The gargoyle had left his scent, Joe thought. He’d used the game trail to walk through the forest from the county road to their house that morning.

Joe swept the trees with light, but no one was there. Then he called Deputy Tom Bass. Since Bass was the rookie in the department, Joe asked, “Are you on duty tonight?”

“Unfortunately, yes.”

“Doing time at the newest crime scene?”

“Affirmative,” Bass said. Bass was new enough, Joe thought, that he still spoke in radio jargon rather than simply saying yes.

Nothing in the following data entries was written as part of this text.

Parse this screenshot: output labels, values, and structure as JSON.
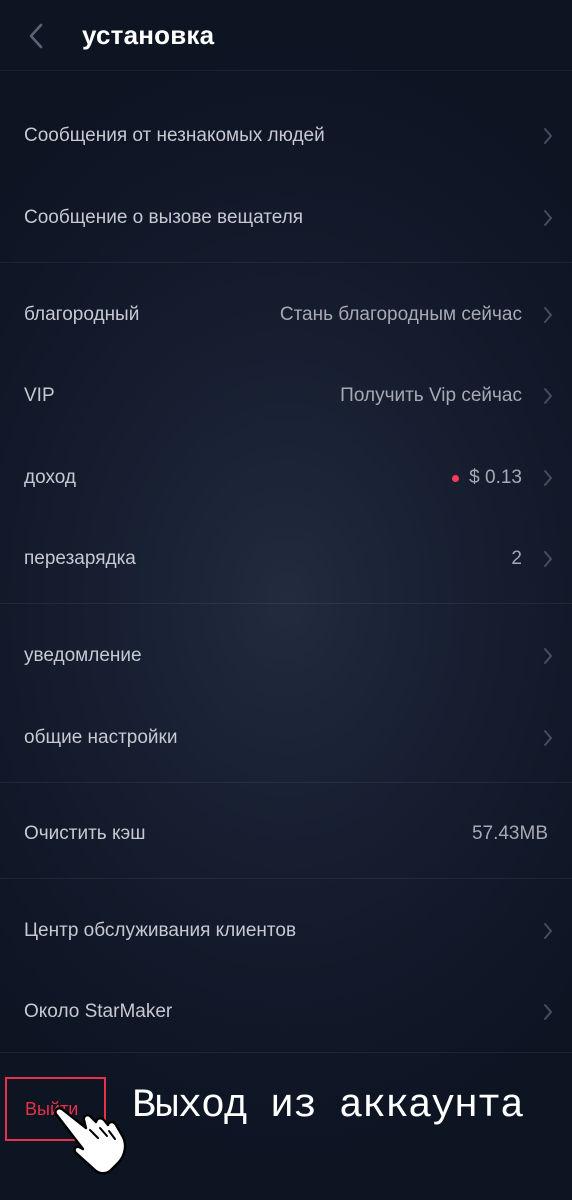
{
  "header": {
    "title": "установка",
    "back_icon": "chevron-left-icon"
  },
  "settings": {
    "strangers_messages": {
      "label": "Сообщения от незнакомых людей"
    },
    "host_call_message": {
      "label": "Сообщение о вызове вещателя"
    },
    "noble": {
      "label": "благородный",
      "value": "Стань благородным сейчас"
    },
    "vip": {
      "label": "VIP",
      "value": "Получить Vip сейчас"
    },
    "income": {
      "label": "доход",
      "value": "$ 0.13",
      "dot_color": "#ff3b5c"
    },
    "recharge": {
      "label": "перезарядка",
      "value": "2"
    },
    "notifications": {
      "label": "уведомление"
    },
    "general_settings": {
      "label": "общие настройки"
    },
    "clear_cache": {
      "label": "Очистить кэш",
      "value": "57.43MB"
    },
    "customer_service": {
      "label": "Центр обслуживания клиентов"
    },
    "about": {
      "label": "Около StarMaker"
    }
  },
  "logout": {
    "label": "Выйти",
    "highlight_color": "#e8304a"
  },
  "annotation": {
    "text": "Выход из аккаунта",
    "pointer_icon": "hand-pointer-icon"
  },
  "colors": {
    "background": "#151d2f",
    "label": "#c6c9d1",
    "value": "#a7aab3",
    "accent_red": "#e8304a"
  }
}
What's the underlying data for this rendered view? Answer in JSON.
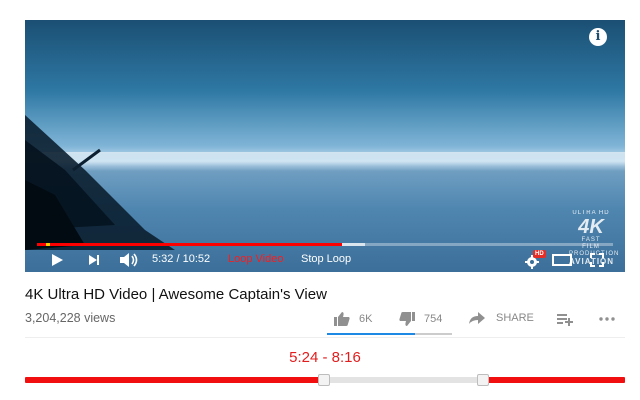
{
  "player": {
    "info_label": "i",
    "logo": {
      "big": "4K",
      "line1": "ULTRA HD",
      "line2": "FAST",
      "line3": "FILM PRODUCTION",
      "line4": "AVIATION"
    },
    "progress": {
      "played_fraction": 0.53,
      "buffered_fraction": 0.57,
      "marker_fraction": 0.015
    },
    "controls": {
      "time": "5:32 / 10:52",
      "loop_video": "Loop Video",
      "stop_loop": "Stop Loop",
      "hd_badge": "HD"
    }
  },
  "video": {
    "title": "4K Ultra HD Video | Awesome Captain's View",
    "views": "3,204,228 views"
  },
  "actions": {
    "like_count": "6K",
    "dislike_count": "754",
    "share_label": "SHARE",
    "like_ratio": 0.7
  },
  "loop_range": {
    "text": "5:24 - 8:16",
    "start_fraction": 0.497,
    "end_fraction": 0.761
  },
  "colors": {
    "accent_red": "#f20f0f",
    "like_blue": "#1e88e5",
    "loop_text_red": "#ff1a1a"
  }
}
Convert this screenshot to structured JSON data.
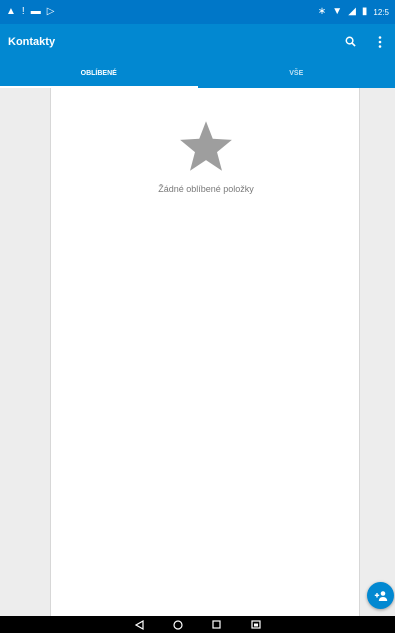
{
  "status_bar": {
    "left_icons": [
      "warning-icon",
      "alert-icon",
      "image-icon",
      "play-store-icon"
    ],
    "right_icons": [
      "bluetooth-icon",
      "wifi-icon",
      "signal-icon",
      "battery-icon"
    ],
    "time": "12:5"
  },
  "app_bar": {
    "title": "Kontakty",
    "actions": [
      "search-icon",
      "more-vert-icon"
    ]
  },
  "tabs": [
    {
      "label": "OBLÍBENÉ",
      "active": true
    },
    {
      "label": "VŠE",
      "active": false
    }
  ],
  "empty_state": {
    "icon": "star-icon",
    "message": "Žádné oblíbené položky"
  },
  "fab": {
    "icon": "add-contact-icon"
  },
  "nav_bar": [
    "back-icon",
    "home-icon",
    "recents-icon",
    "screenshot-icon"
  ],
  "colors": {
    "primary": "#0288d1",
    "status_bar": "#0077c8",
    "star": "#9e9e9e"
  }
}
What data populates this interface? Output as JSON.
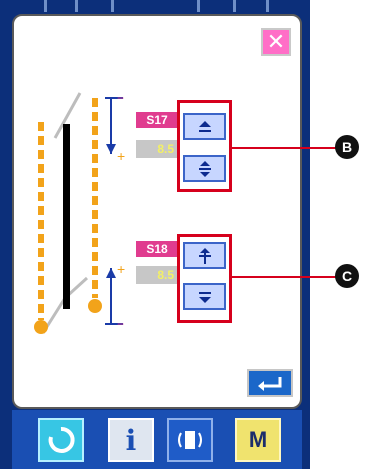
{
  "dialog": {
    "close_icon": "close-icon",
    "sections": [
      {
        "tag": "S17",
        "value": "8.5",
        "buttons": [
          {
            "icon": "decrease-up-icon"
          },
          {
            "icon": "adjust-plus-minus-icon"
          }
        ],
        "callout": "B"
      },
      {
        "tag": "S18",
        "value": "8.5",
        "buttons": [
          {
            "icon": "increase-icon"
          },
          {
            "icon": "decrease-down-icon"
          }
        ],
        "callout": "C"
      }
    ],
    "enter_icon": "enter-icon"
  },
  "bottom_bar": {
    "buttons": [
      {
        "icon": "reset-circle-icon"
      },
      {
        "label": "i",
        "icon": "info-icon"
      },
      {
        "icon": "communication-icon"
      },
      {
        "label": "M",
        "icon": "mode-icon"
      }
    ]
  },
  "colors": {
    "accent_red": "#d6001c",
    "tag_pink": "#e03c8f",
    "button_blue": "#c7d6ff",
    "frame_navy": "#0c2f7a",
    "value_yellow": "#f3f066",
    "guide_orange": "#f2a31a"
  }
}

“Could I ask you a favor?” Joe said. “Could you swing by my house a few times tonight and let me know if you see anything suspicious? Like a guy on foot in the trees?”

Bass hesitated. Then: “Sure, I could do that.”

“Keep an eye on the county road for parked SUVs as well.”

“What’s going on?”

“It’s just a precaution. You might have heard that my wife saw someone on our place this morning. We don’t want him to come back.”

Joe didn’t want to explain yet the possible connections between the gargoyle and what happened to Lola, and certainly not to Bert Kizer or a wild theory involving a Nazi photo album.

“Will do,” Bass said. “Over.”

“Over,” Joe said.

Then he checked his wristwatch. It wasn’t yet nine.

CHAPTER NINETEEN

The Wet Fly

The Wet Fly Bar was located at the southern edge of Saddlestring. It had been open less than a year and a half, but the owners appeared to have discovered a niche that kept it going: steady but not flashy, unpretentious, always open. It was the kind of place with three or four older-model pickups parked out front from when it opened at ten in the morning to when it closed at two a.m. It seemed to have a steady clientele, but it was rarely packed. The Wet Fly catered to shift workers as well as locals who simply wanted to drink at any time of the day.